Mozilla originally made XUL and an entire host of extensible software components to easily create client-side cross-platform internet applications. These tools had the potential to translate into a well-formed web application framework, however, for various reaons, the technology has only recently started to take hold cliend-side and has only a handful of proof-of-concepts-ish applications server-side. The browser still plays an important part of the picture, but with MS and Flash and other companies focusing on delivering plugins to important browsers, it seems the future of the web will be written outside the browser.

Silverlight goes beyond what is offered by the Mozilla Application Framework's XUL and XPCOM (basically an API for manipulating the network, files, and other entities) in many important ways, in many others Moz has some very great technologies as of yet unmatched.

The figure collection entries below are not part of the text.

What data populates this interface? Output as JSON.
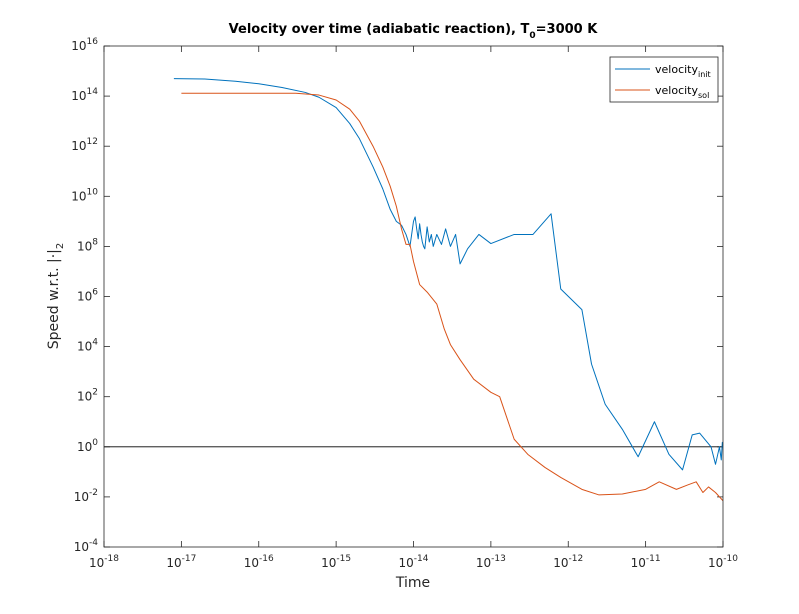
{
  "chart_data": {
    "type": "line",
    "title": {
      "main": "Velocity over time (adiabatic reaction), T",
      "sub": "0",
      "suffix": "=3000 K"
    },
    "xlabel": "Time",
    "ylabel": {
      "main": "Speed w.r.t. |·|",
      "sub": "2"
    },
    "xscale": "log",
    "yscale": "log",
    "xlim": [
      1e-18,
      1e-10
    ],
    "ylim": [
      0.0001,
      1e+16
    ],
    "x_ticks": [
      {
        "value": 1e-18,
        "base": "10",
        "exp": "-18"
      },
      {
        "value": 1e-17,
        "base": "10",
        "exp": "-17"
      },
      {
        "value": 1e-16,
        "base": "10",
        "exp": "-16"
      },
      {
        "value": 1e-15,
        "base": "10",
        "exp": "-15"
      },
      {
        "value": 1e-14,
        "base": "10",
        "exp": "-14"
      },
      {
        "value": 1e-13,
        "base": "10",
        "exp": "-13"
      },
      {
        "value": 1e-12,
        "base": "10",
        "exp": "-12"
      },
      {
        "value": 1e-11,
        "base": "10",
        "exp": "-11"
      },
      {
        "value": 1e-10,
        "base": "10",
        "exp": "-10"
      }
    ],
    "y_ticks": [
      {
        "value": 0.0001,
        "base": "10",
        "exp": "-4"
      },
      {
        "value": 0.01,
        "base": "10",
        "exp": "-2"
      },
      {
        "value": 1.0,
        "base": "10",
        "exp": "0"
      },
      {
        "value": 100.0,
        "base": "10",
        "exp": "2"
      },
      {
        "value": 10000.0,
        "base": "10",
        "exp": "4"
      },
      {
        "value": 1000000.0,
        "base": "10",
        "exp": "6"
      },
      {
        "value": 100000000.0,
        "base": "10",
        "exp": "8"
      },
      {
        "value": 10000000000.0,
        "base": "10",
        "exp": "10"
      },
      {
        "value": 1000000000000.0,
        "base": "10",
        "exp": "12"
      },
      {
        "value": 100000000000000.0,
        "base": "10",
        "exp": "14"
      },
      {
        "value": 1e+16,
        "base": "10",
        "exp": "16"
      }
    ],
    "grid": false,
    "legend_position": "top-right",
    "reference_line": {
      "y": 1,
      "color": "#000000"
    },
    "series": [
      {
        "name": "velocity",
        "name_sub": "init",
        "color": "#0072BD",
        "x": [
          8e-18,
          2e-17,
          5e-17,
          1e-16,
          2e-16,
          4e-16,
          6e-16,
          1e-15,
          1.5e-15,
          2e-15,
          3e-15,
          4e-15,
          5e-15,
          6e-15,
          7e-15,
          8e-15,
          9e-15,
          1e-14,
          1.05e-14,
          1.1e-14,
          1.15e-14,
          1.2e-14,
          1.25e-14,
          1.3e-14,
          1.35e-14,
          1.4e-14,
          1.5e-14,
          1.6e-14,
          1.7e-14,
          1.8e-14,
          2e-14,
          2.3e-14,
          2.6e-14,
          3e-14,
          3.5e-14,
          4e-14,
          5e-14,
          7e-14,
          1e-13,
          2e-13,
          3.5e-13,
          6e-13,
          8e-13,
          1.5e-12,
          2e-12,
          3e-12,
          5e-12,
          8e-12,
          1.3e-11,
          2e-11,
          3e-11,
          4e-11,
          5e-11,
          7e-11,
          8e-11,
          9e-11,
          9.5e-11,
          9.8e-11,
          1e-10
        ],
        "y": [
          500000000000000.0,
          480000000000000.0,
          390000000000000.0,
          310000000000000.0,
          220000000000000.0,
          140000000000000.0,
          90000000000000.0,
          35000000000000.0,
          8000000000000.0,
          2000000000000.0,
          150000000000.0,
          20000000000.0,
          3000000000.0,
          1000000000.0,
          700000000.0,
          300000000.0,
          100000000.0,
          1000000000.0,
          1500000000.0,
          500000000.0,
          200000000.0,
          800000000.0,
          300000000.0,
          150000000.0,
          100000000.0,
          80000000.0,
          600000000.0,
          150000000.0,
          300000000.0,
          100000000.0,
          300000000.0,
          120000000.0,
          500000000.0,
          100000000.0,
          300000000.0,
          20000000.0,
          80000000.0,
          300000000.0,
          130000000.0,
          300000000.0,
          300000000.0,
          2000000000.0,
          2000000.0,
          300000.0,
          2000.0,
          50.0,
          5.0,
          0.4,
          10.0,
          0.5,
          0.12,
          3.0,
          3.5,
          1.0,
          0.2,
          1.0,
          0.3,
          1.5,
          1.0
        ]
      },
      {
        "name": "velocity",
        "name_sub": "sol",
        "color": "#D95319",
        "x": [
          1e-17,
          3e-17,
          1e-16,
          3e-16,
          6e-16,
          1e-15,
          1.5e-15,
          2e-15,
          3e-15,
          4e-15,
          5e-15,
          6e-15,
          7e-15,
          8e-15,
          9e-15,
          1e-14,
          1.2e-14,
          1.5e-14,
          2e-14,
          2.5e-14,
          3e-14,
          4e-14,
          6e-14,
          1e-13,
          1.3e-13,
          2e-13,
          3e-13,
          5e-13,
          8e-13,
          1.5e-12,
          2.5e-12,
          5e-12,
          1e-11,
          1.5e-11,
          2.5e-11,
          3.5e-11,
          4.5e-11,
          5.5e-11,
          6.5e-11,
          8e-11,
          1e-10
        ],
        "y": [
          130000000000000.0,
          130000000000000.0,
          130000000000000.0,
          130000000000000.0,
          110000000000000.0,
          70000000000000.0,
          30000000000000.0,
          10000000000000.0,
          1000000000000.0,
          150000000000.0,
          25000000000.0,
          4000000000.0,
          500000000.0,
          120000000.0,
          120000000.0,
          25000000.0,
          3000000.0,
          1500000.0,
          500000.0,
          50000.0,
          12000.0,
          3000.0,
          500.0,
          150.0,
          100.0,
          2.0,
          0.5,
          0.15,
          0.06,
          0.02,
          0.012,
          0.013,
          0.02,
          0.04,
          0.02,
          0.03,
          0.04,
          0.015,
          0.025,
          0.015,
          0.007
        ]
      }
    ]
  }
}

A particular point of interest, and perhaps one facet of it's lack of adoption, are Moz's lack of a set of powerful graphic tools. Moz's framework has technologies such as the Apple-created Canvas HTML tag and Scalable Vector Graphics (SVG) for producing and manipulating images and graphics. These technologies, while good specifications and fairly useful, as of yet are mostly more apt for displaying charts and graphs than they were for fully featured, interactive media presentations or any other fairly advanced and heavy graphic work. There are some applications that really push these technologies to the limit, but they can't replication the performance or the robust set of methods provided by something like an Adobe Flash or Flex. They may be there one day, but not quite yet. One of the major reasons is a lack of developer tools, and the ones that are released could stand to be a bit more user-friendly. It is basically a non-contender.

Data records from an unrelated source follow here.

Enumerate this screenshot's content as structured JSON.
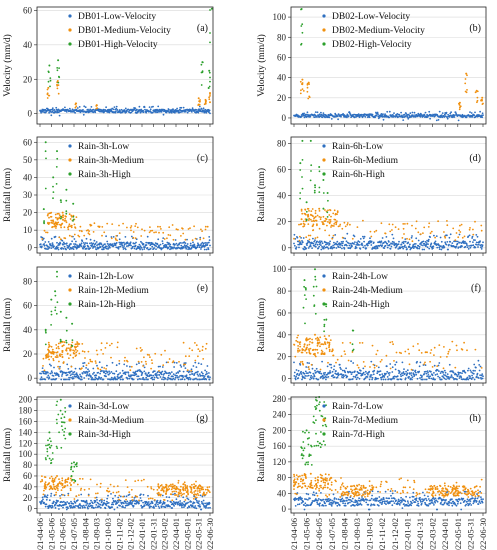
{
  "colors": {
    "low": "#2e6fc0",
    "medium": "#f0900f",
    "high": "#2ca02c",
    "grid": "#d9d9d9",
    "axis": "#222222"
  },
  "date_ticks": [
    "2021-04-06",
    "2021-05-06",
    "2021-06-05",
    "2021-07-05",
    "2021-08-04",
    "2021-09-03",
    "2021-10-03",
    "2021-11-02",
    "2021-12-02",
    "2022-01-01",
    "2022-01-31",
    "2022-03-02",
    "2022-04-01",
    "2022-05-01",
    "2022-05-31",
    "2022-06-30"
  ],
  "chart_data": [
    {
      "type": "scatter",
      "panel": "(a)",
      "ylabel": "Velocity (mm/d)",
      "ylim": [
        -6,
        62
      ],
      "yticks": [
        0,
        20,
        40,
        60
      ],
      "grid": true,
      "legend": "top-left",
      "series": [
        {
          "name": "DB01-Low-Velocity",
          "level": "low",
          "base": 1.5,
          "noise": 2,
          "events": []
        },
        {
          "name": "DB01-Medium-Velocity",
          "level": "medium",
          "base": 0,
          "noise": 0,
          "events": [
            [
              22,
              15,
              3
            ],
            [
              47,
              19,
              3
            ],
            [
              95,
              6,
              2
            ],
            [
              150,
              5,
              2
            ],
            [
              420,
              9,
              4
            ],
            [
              450,
              12,
              3
            ],
            [
              438,
              8,
              3
            ]
          ]
        },
        {
          "name": "DB01-High-Velocity",
          "level": "high",
          "base": 0,
          "noise": 0,
          "events": [
            [
              25,
              28,
              3
            ],
            [
              48,
              31,
              3
            ],
            [
              430,
              30,
              3
            ],
            [
              448,
              25,
              3
            ],
            [
              455,
              61,
              1
            ]
          ]
        }
      ]
    },
    {
      "type": "scatter",
      "panel": "(b)",
      "ylabel": "Velocity (mm/d)",
      "ylim": [
        -6,
        110
      ],
      "yticks": [
        0,
        20,
        40,
        60,
        80,
        100
      ],
      "grid": true,
      "legend": "top-left",
      "series": [
        {
          "name": "DB02-Low-Velocity",
          "level": "low",
          "base": 2,
          "noise": 3,
          "events": []
        },
        {
          "name": "DB02-Medium-Velocity",
          "level": "medium",
          "base": 0,
          "noise": 0,
          "events": [
            [
              20,
              38,
              4
            ],
            [
              35,
              35,
              4
            ],
            [
              395,
              15,
              3
            ],
            [
              410,
              44,
              3
            ],
            [
              435,
              27,
              3
            ],
            [
              448,
              20,
              3
            ]
          ]
        },
        {
          "name": "DB02-High-Velocity",
          "level": "high",
          "base": 0,
          "noise": 0,
          "events": [
            [
              18,
              108,
              3
            ]
          ]
        }
      ]
    },
    {
      "type": "scatter",
      "panel": "(c)",
      "ylabel": "Rainfall (mm)",
      "ylim": [
        -3,
        63
      ],
      "yticks": [
        0,
        10,
        20,
        30,
        40,
        50,
        60
      ],
      "grid": true,
      "legend": "top-left",
      "series": [
        {
          "name": "Rain-3h-Low",
          "level": "low",
          "base": 1,
          "noise": 4,
          "events": []
        },
        {
          "name": "Rain-3h-Medium",
          "level": "medium",
          "base": 4,
          "noise": 10,
          "events": [
            [
              60,
              20,
              40
            ]
          ]
        },
        {
          "name": "Rain-3h-High",
          "level": "high",
          "base": 0,
          "noise": 0,
          "events": [
            [
              15,
              60,
              1
            ],
            [
              45,
              55,
              1
            ],
            [
              70,
              33,
              1
            ],
            [
              10,
              22,
              1
            ],
            [
              55,
              27,
              1
            ],
            [
              88,
              25,
              1
            ],
            [
              35,
              40,
              1
            ]
          ]
        }
      ]
    },
    {
      "type": "scatter",
      "panel": "(d)",
      "ylabel": "Rainfall (mm)",
      "ylim": [
        -4,
        85
      ],
      "yticks": [
        0,
        20,
        40,
        60,
        80
      ],
      "grid": true,
      "legend": "top-left",
      "series": [
        {
          "name": "Rain-6h-Low",
          "level": "low",
          "base": 2,
          "noise": 6,
          "events": []
        },
        {
          "name": "Rain-6h-Medium",
          "level": "medium",
          "base": 5,
          "noise": 16,
          "events": [
            [
              60,
              30,
              45
            ]
          ]
        },
        {
          "name": "Rain-6h-High",
          "level": "high",
          "base": 0,
          "noise": 0,
          "events": [
            [
              20,
              82,
              1
            ],
            [
              40,
              82,
              1
            ],
            [
              60,
              62,
              1
            ],
            [
              70,
              52,
              1
            ],
            [
              50,
              48,
              1
            ],
            [
              30,
              35,
              1
            ],
            [
              80,
              42,
              1
            ],
            [
              15,
              65,
              1
            ]
          ]
        }
      ]
    },
    {
      "type": "scatter",
      "panel": "(e)",
      "ylabel": "Rainfall (mm)",
      "ylim": [
        -4,
        92
      ],
      "yticks": [
        0,
        20,
        40,
        60,
        80
      ],
      "grid": true,
      "legend": "top-left",
      "series": [
        {
          "name": "Rain-12h-Low",
          "level": "low",
          "base": 2,
          "noise": 8,
          "events": []
        },
        {
          "name": "Rain-12h-Medium",
          "level": "medium",
          "base": 6,
          "noise": 24,
          "events": [
            [
              60,
              30,
              45
            ]
          ]
        },
        {
          "name": "Rain-12h-High",
          "level": "high",
          "base": 0,
          "noise": 0,
          "events": [
            [
              45,
              88,
              1
            ],
            [
              30,
              65,
              1
            ],
            [
              55,
              55,
              1
            ],
            [
              70,
              50,
              1
            ],
            [
              15,
              40,
              1
            ],
            [
              85,
              45,
              1
            ],
            [
              40,
              72,
              1
            ]
          ]
        }
      ]
    },
    {
      "type": "scatter",
      "panel": "(f)",
      "ylabel": "Rainfall (mm)",
      "ylim": [
        -4,
        102
      ],
      "yticks": [
        0,
        20,
        40,
        60,
        80,
        100
      ],
      "grid": true,
      "legend": "top-left",
      "series": [
        {
          "name": "Rain-24h-Low",
          "level": "low",
          "base": 3,
          "noise": 9,
          "events": []
        },
        {
          "name": "Rain-24h-Medium",
          "level": "medium",
          "base": 8,
          "noise": 26,
          "events": [
            [
              50,
              40,
              45
            ]
          ]
        },
        {
          "name": "Rain-24h-High",
          "level": "high",
          "base": 0,
          "noise": 0,
          "events": [
            [
              25,
              90,
              4
            ],
            [
              50,
              100,
              4
            ],
            [
              75,
              68,
              4
            ],
            [
              140,
              44,
              2
            ]
          ]
        }
      ]
    },
    {
      "type": "scatter",
      "panel": "(g)",
      "ylabel": "Rainfall (mm)",
      "ylim": [
        -8,
        205
      ],
      "yticks": [
        0,
        20,
        40,
        60,
        80,
        100,
        120,
        140,
        160,
        180,
        200
      ],
      "grid": true,
      "legend": "top-left",
      "series": [
        {
          "name": "Rain-3d-Low",
          "level": "low",
          "base": 8,
          "noise": 14,
          "events": []
        },
        {
          "name": "Rain-3d-Medium",
          "level": "medium",
          "base": 15,
          "noise": 40,
          "events": [
            [
              45,
              60,
              40
            ],
            [
              380,
              45,
              70
            ]
          ]
        },
        {
          "name": "Rain-3d-High",
          "level": "high",
          "base": 0,
          "noise": 0,
          "events": [
            [
              25,
              140,
              10
            ],
            [
              55,
              200,
              12
            ],
            [
              90,
              85,
              8
            ]
          ]
        }
      ]
    },
    {
      "type": "scatter",
      "panel": "(h)",
      "ylabel": "Rainfall (mm)",
      "ylim": [
        -10,
        285
      ],
      "yticks": [
        0,
        40,
        80,
        120,
        160,
        200,
        240,
        280
      ],
      "grid": true,
      "legend": "top-left",
      "series": [
        {
          "name": "Rain-7d-Low",
          "level": "low",
          "base": 18,
          "noise": 20,
          "events": []
        },
        {
          "name": "Rain-7d-Medium",
          "level": "medium",
          "base": 30,
          "noise": 50,
          "events": [
            [
              40,
              90,
              50
            ],
            [
              150,
              60,
              40
            ],
            [
              380,
              60,
              60
            ]
          ]
        },
        {
          "name": "Rain-7d-High",
          "level": "high",
          "base": 0,
          "noise": 0,
          "events": [
            [
              30,
              200,
              14
            ],
            [
              60,
              285,
              18
            ]
          ]
        }
      ]
    }
  ]
}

One of the areas Silverlight appears to excel at (so says MS), and the area that pits it against another important web presence, is it's graphical capabilities. This, of course, pits it agains Adobe's Flex or Flash.

Adobe's Flex seems to continue the current trend of open, XML-based web application foundations. More than that, they release a full suite of development tools that follow in the vein of Flash. They have a fairly fast parser and a great web presence. It will be very interesting to see how developers make the transition with the looming threat of Silverlight. Additionally, they have recently open-sourced the none-Flash-parser portions of their project which has certainly attracted some dev attention.

/pd [PersonRank 10]

17 years ago #

hehehe..Microsoft: Silverlight Demo Was in Jscript, Not C#

http://www.betanews.com/article/Microsoft_Silverlight_Demo_Was_in_Jscript_Not_C/1178820278

James Xuan [PersonRank 10]

17 years ago #

Java launches JavaFX, another compeditor.

Heather Paquinas [PersonRank 2]

17 years ago #

nikola tesla, Microsoft has stated that silverlight content will be indexable* by search engines, unlike flash. I'm not sure how it's possible, but it probably uses xml in some way.

Also, doesn't this sound very similar to intel or microsoft's chrome initiative from the late 90's/early 00's?

* see here: http://en.wikipedia.org/wiki/Silverlight#Overview

I wonder if we will see things like distributed.net applications or little applets embedded in web pages for protein folding and the like, created with silverlight?

/pd [PersonRank 10]

17 years ago #

Flex and Silverlight are many things, but GPL they are not. J avaFX,
is GLP'd. This is a major difference on these platforms. One is community oriented the others are not.